The program discovers algorithms using a loose approximation of evolution. It starts by creating a population of 100 candidate algorithms by randomly combining mathematical operations. It then tests them on a simple task, such as an image recognition problem where it has to decide whether a picture shows a cat or a truck. (via ScienceMag)

and,

The system creates thousands of these populations at once, which lets it churn through tens of thousands of algorithms a second until it finds a good solution. The program also uses tricks to speed up the search, like occasionally exchanging algorithms between populations to prevent any evolutionary dead ends, and automatically weeding out duplicate algorithms.

When they talk about populations, they’re referring to different algorithms with different hyperparameters. For example you could have a SVM with a linear kernel with some C and gamma value as a parent and its offspring (child) could be a SVM with a RBF kernel of some C and gamma value. Whatever algorithm gives you best performance (outcome) is kept and then further tweaked.

I really like these approaches to hyperparameter tuning and feature engineering. They definitely have their uses and can squeeze out more performance for your optimization task.

Feature Stores

The concept of feature generation for ‘profit’ is what every large organization wants to capitalize on right now. What makes evolutionary inspired feature engineering so powerful is how it helps optimize your performance by building the right set of features with the right hyperparameters and with the right algorithm. These organizations want to build “feature stores” that are created after some Data Scientist builds models with generated features and gets some wild and awesome result.

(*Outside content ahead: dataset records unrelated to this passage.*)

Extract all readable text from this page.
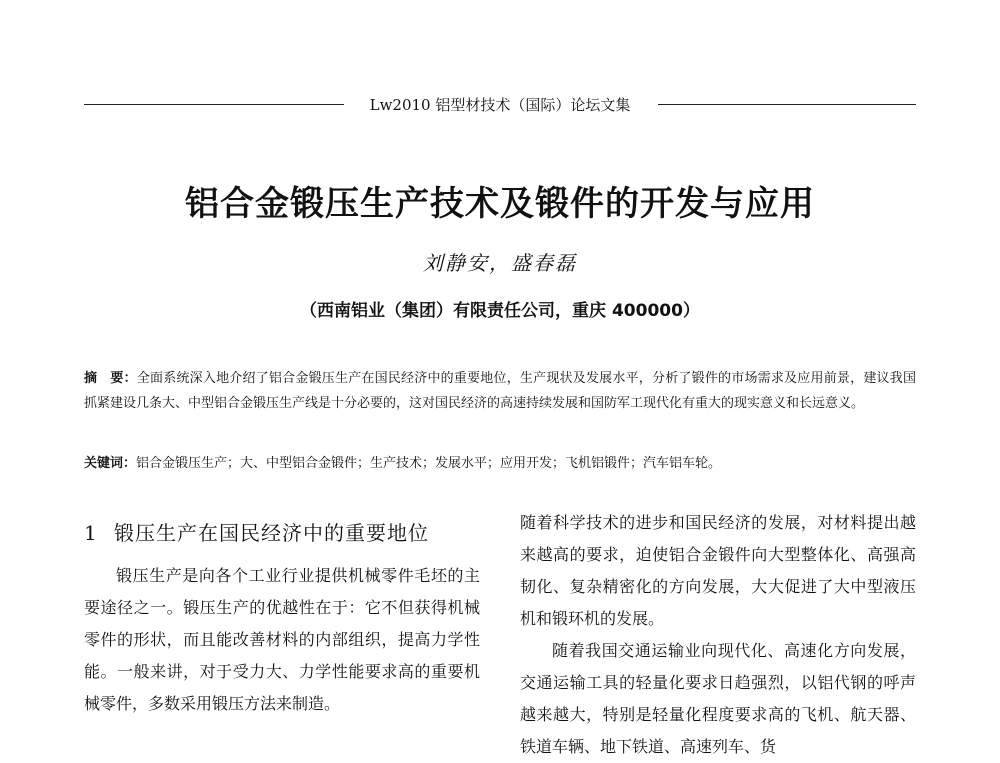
Lw2010 铝型材技术（国际）论坛文集
铝合金锻压生产技术及锻件的开发与应用
刘静安，盛春磊
（西南铝业（集团）有限责任公司，重庆 400000）
摘　要：全面系统深入地介绍了铝合金锻压生产在国民经济中的重要地位，生产现状及发展水平，分析了锻件的市场需求及应用前景，建议我国抓紧建设几条大、中型铝合金锻压生产线是十分必要的，这对国民经济的高速持续发展和国防军工现代化有重大的现实意义和长远意义。
关键词：铝合金锻压生产；大、中型铝合金锻件；生产技术；发展水平；应用开发；飞机铝锻件；汽车铝车轮。
1 锻压生产在国民经济中的重要地位

锻压生产是向各个工业行业提供机械零件毛坯的主要途径之一。锻压生产的优越性在于：它不但获得机械零件的形状，而且能改善材料的内部组织，提高力学性能。一般来讲，对于受力大、力学性能要求高的重要机械零件，多数采用锻压方法来制造。

随着科学技术的进步和国民经济的发展，对材料提出越来越高的要求，迫使铝合金锻件向大型整体化、高强高韧化、复杂精密化的方向发展，大大促进了大中型液压机和锻环机的发展。

随着我国交通运输业向现代化、高速化方向发展，交通运输工具的轻量化要求日趋强烈，以铝代钢的呼声越来越大，特别是轻量化程度要求高的飞机、航天器、铁道车辆、地下铁道、高速列车、货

He/she is then supposed to give the code that generates these new features to the Hadoop admin.

The Hadoop admin is then supposed to generate all the features on their cluster and then use those features downstream for other models. I think this approach is dangerous. If you use an evolutionary approach to optimize your models and features then you should realize that they’re tied together in one pipeline. You can’t just break them apart and use the optimize model + hyperparameters on some other dataset or extract the generated features for another model and expect to get great performance. It doesn’t work that way.

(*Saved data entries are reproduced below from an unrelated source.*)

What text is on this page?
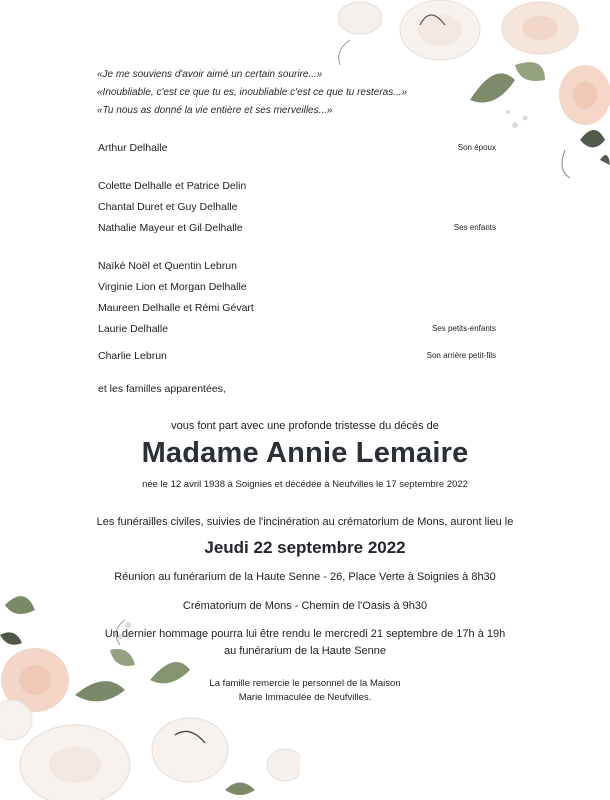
«Je me souviens d'avoir aimé un certain sourire...»
«Inoubliable, c'est ce que tu es, inoubliable c'est ce que tu resteras...»
«Tu nous as donné la vie entière et ses merveilles...»
Arthur Delhalle	Son époux
Colette Delhalle et Patrice Delin
Chantal Duret et Guy Delhalle
Nathalie Mayeur et Gil Delhalle	Ses enfants
Naïké Noël et Quentin Lebrun
Virginie Lion et Morgan Delhalle
Maureen Delhalle et Rémi Gévart
Laurie Delhalle	Ses petits-enfants
Charlie Lebrun	Son arrière petit-fils
et les familles apparentées,
vous font part avec une profonde tristesse du décès de
Madame Annie Lemaire
née le 12 avril 1938 à Soignies et décédée à Neufvilles le 17 septembre 2022
Les funérailles civiles, suivies de l'incinération au crématorium de Mons, auront lieu le
Jeudi 22 septembre 2022
Réunion au funérarium de la Haute Senne - 26, Place Verte à Soignies à 8h30
Crématorium de Mons - Chemin de l'Oasis à 9h30
Un dernier hommage pourra lui être rendu le mercredi 21 septembre de 17h à 19h
au funérarium de la Haute Senne
La famille remercie le personnel de la Maison
Marie Immaculée de Neufvilles.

Each pipeline, whether it’s features or an optimized model is tuned for that specific task on that specific dataset. For example, if it’s on a churn dataset then you better apply those features and tuned algorithm to a churn scoring dataset of the same shape.

This is why the concept of “Feature Stores” is not the right way to think about this problem. I think the proper way to think about it is as “Feature Pipelines”. Generate optimized pipelines specific to your data and go from there.